Each type of seizure produces different symptoms. Absence seizure, for example, may not appear like a seizure at all because of the absence of violent movements of the body. Apilepsia partialis continua, an extremely rare type of seizure, may appear like a seizure of a localized area of the body that continues for an extended period of time. Tonic-clonic seizure or grand mal, on the other hand, produces an entire spectrum of familiar seizure symptoms.
In tonic-clonic seizure, symptoms may be divided into two stages - the tonic phase and the clonic phase.
The tonic phase involves either myclonic jerks or a type of transient muscle jerks, or rarely, absences followed by a significant tension in the muscles. This period last anywhere from 10 to 20 seconds.
The clonic phase is the period when convulsive movements occur. In this phase, the tensed muscles relax for a brief period then symptoms progress to a generalized tremor.

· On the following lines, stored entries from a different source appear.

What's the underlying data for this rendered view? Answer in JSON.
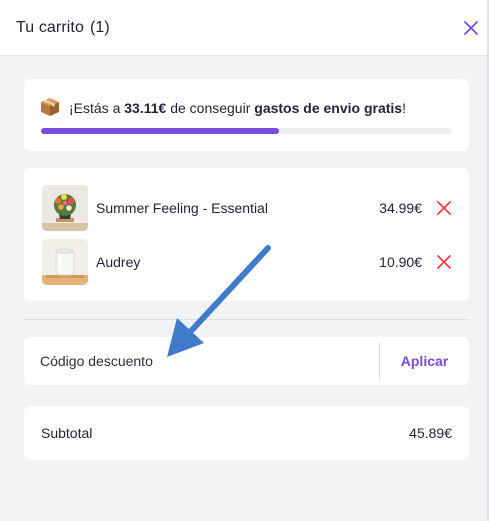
{
  "header": {
    "title": "Tu carrito",
    "count": "(1)"
  },
  "shipping": {
    "prefix": "¡Estás a ",
    "amount": "33.11€",
    "middle": " de conseguir ",
    "highlight": "gastos de envio gratis",
    "suffix": "!",
    "progress_percent": 58,
    "icon": "package-icon"
  },
  "items": [
    {
      "name": "Summer Feeling - Essential",
      "price": "34.99€",
      "thumbnail": "flower-bouquet-vase"
    },
    {
      "name": "Audrey",
      "price": "10.90€",
      "thumbnail": "glass-vase"
    }
  ],
  "discount": {
    "placeholder": "Código descuento",
    "apply_label": "Aplicar"
  },
  "subtotal": {
    "label": "Subtotal",
    "value": "45.89€"
  },
  "colors": {
    "accent": "#7a4bdf",
    "remove": "#e8404b",
    "annotation_arrow": "#3f7bc8"
  }
}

The clonic phase often lasts for about 2 minutes with worse bouts of seizure lasting up to 5 minutes or more.
Again, depending on the type of seizure, the transition between the ictal period to a normal period called post-ictal period may involve a variety of symptoms. As the body recovers, the brain may 'shut down', bringing about a prolonged period of unconsciousness which may last from hours to days at a time. This may be followed by sleep or a period of stupor, and in rare cases, a period of prolonged generalized weakness. This condition is called Todd's paralysis.